DEMEURER signifie au figuré Être à demeure, être permanent ou Tenir, persister, durer. Cet arc de triomphe n'a pas été fait pour demeurer. La parole s'envole, et les écrits demeurent, l'écriture demeure. La tache en demeure toujours. La cicatrice lui en est demeurée. On l'emploie quelquefois impersonnellement, dans le même sens. Il lui en est demeuré une cicatrice, une infirmité. Il signifie aussi Se trouver, rester, être dans un certain état. Il demeure toujours dans le même état. Une chose qui demeure en son entier. Il faut que le passage demeure libre. La plage demeura à sec. Il est demeuré muet, immobile d'étonnement. Demeurer interdit, confus. Demeurer fidèle. Demeurer froid. Demeurer neutre. Demeurer en paix. Demeurer ferme dans son opinion. Demeurer les bras croisés. Demeurer à ne rien faire. J'en demeure d'accord. Demeurer perclus de ses membres. Demeurer propriétaire d'une chose. Demeurer civilement responsable. Demeurer garant. Il se dit encore de Ce qui est conservé, laissé ou dévolu à quelqu'un. Ce bien lui est demeuré, malgré les efforts de ceux qui le lui disputaient. Ce titre lui demeure. Fig., La victoire lui demeura. La gloire lui en est demeurée tout entière. Que la honte vous en demeure! Il signifie en outre Être de reste; et, dans cette acception, on l'emploie presque toujours impersonnellement. Il en demeura plus de la moitié. Il ne lui est rien demeuré de tant de biens qu'il avait. Il ne lui en est pas demeuré une obole. Dans la plupart de ces acceptions on dit plutôt aujourd'hui RESTER.

Littré (1872-1877)

DEMEURER (de-meu-ré) v. n.
  • 1S'arrêter, se tenir, rester en quelque endroit. Mon cheval est demeuré en chemin. Nous demeurâmes en arrière. Mais plutôt demeurez pour me servir d'otage, Corneille, Nicom. V, 7. … Le vieillard était Fou de sa femme, et fort peu la quittait, Sinon les jours qu'il allait à la chasse ; Son fauconnier, qui pour lors le suivait, Eût demeuré volontiers en sa place, La Fontaine, Coc. Il est renvoyé à Lyon, le roi n'a pas voulu qu'il soit demeuré, Sévigné, 149. Demeurons toutefois pour troubler leur fortune, Racine, Andr. II, 1. Pour cacher mon départ je demeure un moment, Racine, Phèd. V, 1. Auprès du fils des rois si j'étais demeurée…, Voltaire, Orphel. II, 3.

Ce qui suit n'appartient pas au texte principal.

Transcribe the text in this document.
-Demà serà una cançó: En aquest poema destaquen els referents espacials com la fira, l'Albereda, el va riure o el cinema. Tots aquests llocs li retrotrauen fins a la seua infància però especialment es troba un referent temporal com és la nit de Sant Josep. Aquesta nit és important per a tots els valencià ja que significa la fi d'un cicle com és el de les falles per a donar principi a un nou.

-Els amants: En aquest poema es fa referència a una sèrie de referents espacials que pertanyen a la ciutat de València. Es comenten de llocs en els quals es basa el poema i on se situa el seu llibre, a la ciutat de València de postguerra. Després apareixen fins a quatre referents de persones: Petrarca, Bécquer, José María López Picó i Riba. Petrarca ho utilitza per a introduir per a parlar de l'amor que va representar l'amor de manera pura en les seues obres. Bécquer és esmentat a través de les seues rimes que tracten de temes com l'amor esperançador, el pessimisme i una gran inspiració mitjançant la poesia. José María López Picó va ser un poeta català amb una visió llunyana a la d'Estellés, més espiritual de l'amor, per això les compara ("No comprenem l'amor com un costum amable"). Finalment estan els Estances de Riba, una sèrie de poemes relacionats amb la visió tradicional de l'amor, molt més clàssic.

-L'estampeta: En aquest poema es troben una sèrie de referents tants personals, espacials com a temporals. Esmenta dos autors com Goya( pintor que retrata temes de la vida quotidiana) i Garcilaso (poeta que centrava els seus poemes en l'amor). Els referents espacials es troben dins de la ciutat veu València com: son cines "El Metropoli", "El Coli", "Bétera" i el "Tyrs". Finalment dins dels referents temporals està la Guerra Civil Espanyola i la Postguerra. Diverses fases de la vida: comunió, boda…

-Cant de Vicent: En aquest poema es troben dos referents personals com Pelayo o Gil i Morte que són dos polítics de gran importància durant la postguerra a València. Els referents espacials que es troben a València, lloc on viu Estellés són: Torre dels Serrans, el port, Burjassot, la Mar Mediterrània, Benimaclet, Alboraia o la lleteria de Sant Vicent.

    Absolument. Vous, Cinna, demeurez, et vous, Maxime, aussi, Corneille, Cinna, II, 1.

    Demeurer chez soi, ne pas sortir de sa maison, et, par extension, ne pas quitter son pays, son genre de vie. Un homme qui a assez de bien pour vivre, s'il savait demeurer chez soi, n'en sortirait pas pour aller sur la mer ou au siége d'une place, Pascal, Pensées, XXVI, 1. Il faut en France beaucoup de fermeté et une grande étendue d'esprit pour se passer des charges et des emplois, et consentir ainsi à demeurer chez soi et à ne rien faire, La Bruyère, II.

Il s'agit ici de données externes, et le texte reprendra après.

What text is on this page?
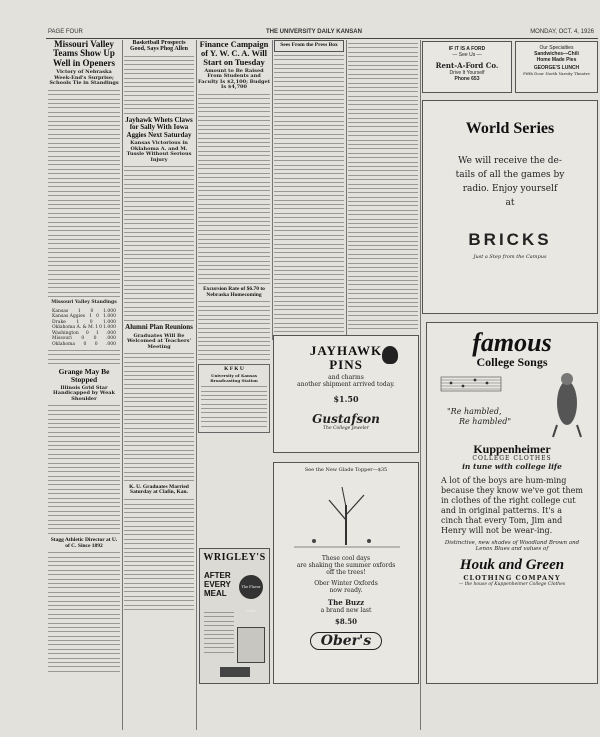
PAGE FOUR	THE UNIVERSITY DAILY KANSAN	MONDAY, OCT. 4, 1926
Missouri Valley Teams Show Up Well in Openers
Victory of Nebraska Week-End's Surprise; Schools Tie in Standings
Missouri Valley Standings
Kansas 1 0 1.000
Kansas Aggies 1 0 1.000
Drake 1 0 1.000
Oklahoma A. & M. 1 0 1.000
Washington 0 1 .000
Missouri 0 0 .000
Oklahoma 0 0 .000
Grange May Be Stopped
Illinois Grid Star Handicapped by Weak Shoulder
Stagg Athletic Director at U. of C. Since 1892
Basketball Prospects Good, Says Phog Allen
Jayhawk Whets Claws for Sally With Iowa Aggies Next Saturday
Kansas Victorious in Oklahoma A. and M. Tussle Without Serious Injury
Alumni Plan Reunions
Graduates Will Be Welcomed at Teachers' Meeting
K. U. Graduates Married Saturday at Clafin, Kan.
Finance Campaign of Y. W. C. A. Will Start on Tuesday
Amount to Be Raised From Students and Faculty Is $2,100; Budget Is $4,700
Excursion Rate of $6.70 to Nebraska Homecoming
K F K U
University of Kansas Broadcasting Station
WRIGLEY'S
AFTER
EVERY
MEAL
The Flavor Lasts
Sees From the Press Box
JAYHAWK
PINS
and charms
another shipment arrived today.
$1.50
Gustafson
The College Jeweler
See the New Glade Topper—$35
These cool days
are shaking the summer oxfords
off the trees!
Ober Winter Oxfords
now ready.
The Buzz
a brand new last
$8.50
Ober's
IF IT IS A FORD
— See Us —
Rent-A-Ford Co.
Drive It Yourself
Phone 653
Our Specialties
Sandwiches—Chili
Home Made Pies
GEORGE'S LUNCH
Fifth Door North Varsity Theatre
World Series
We will receive the de-
tails of all the games by
radio. Enjoy yourself
at
BRICKS
Just a Step from the Campus
famous
College Songs
"Re hambled,
Re hambled"
Kuppenheimer
COLLEGE CLOTHES
in tune with college life
A lot of the boys are hum-ming because they know we've got them in clothes of the right college cut and in original patterns. It's a cinch that every Tom, Jim and Henry will not be wear-ing.
Distinctive, new shades of Woodland Brown and Lenox Blues and values of
Houk and Green
CLOTHING COMPANY
— the house of Kuppenheimer College Clothes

    Demeurez chez vous, qu'il demeure chez lui, se dit à quelqu'un, de quelqu'un qu'on veut ne pas voir chez soi. Servez-vous du mot de madame, je vous prie, ou demeurez chez M. votre père, Dancourt, Chev. à la mode, II, 4.

    Demeurer ferme, ne pas être ébranlé, ne pas reculer ; et, figurément, persister avec fermeté. L'opiniâtreté de son caractère se joignant à toutes ces vraisemblances, il demeura ferme dans l'opinion qu'on voulait le trahir et le livrer à ses ennemis, Voltaire, Charles XII, 6.

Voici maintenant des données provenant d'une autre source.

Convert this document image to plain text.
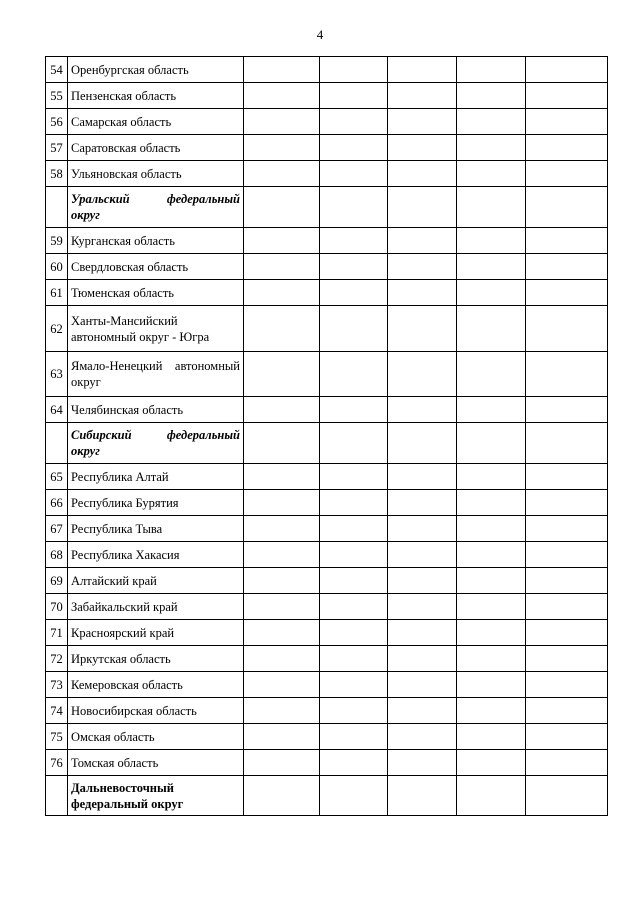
4
54	Оренбургская область					
55	Пензенская область					
56	Самарская область					
57	Саратовская область					
58	Ульяновская область					

	Уральский федеральный
округ					

59	Курганская область					
60	Свердловская область					
61	Тюменская область					
62	Ханты-Мансийский
автономный округ - Югра					

63	Ямало-Ненецкий автономный
округ					

64	Челябинская область					

	Сибирский федеральный
округ					

65	Республика Алтай					
66	Республика Бурятия					
67	Республика Тыва					
68	Республика Хакасия					
69	Алтайский край					
70	Забайкальский край					
71	Красноярский край					
72	Иркутская область					
73	Кемеровская область					
74	Новосибирская область					
75	Омская область					
76	Томская область					

	Дальневосточный
федеральный округ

    Demeurer en repos, se tenir tranquille ; et, figurément, ne rien faire, ne pas se donner du travail. Que faire donc quand on est malade ? - Rien, mon frère ; il ne faut que demeurer en repos ; la nature d'elle-même, quand nous la laissons faire, se tire doucement du désordre où elle est tombée, Molière, Mal. imag. III, 3.

    Ne pas demeurer en place, être continuellement en mouvement. J'ai peine, je l'avoue, à demeurer en place, Molière, Éc. des f. IV, 1. Nous reverrons Ménechme aujourd'hui, quelle joie ! Je ne puis demeurer en place ni chez moi, Regnard, Ménechmes, I, 3.

    Fig. Demeurer en arrière, demeurer en reste, rester débiteur. Ne pas demeurer en reste, rendre la pareille.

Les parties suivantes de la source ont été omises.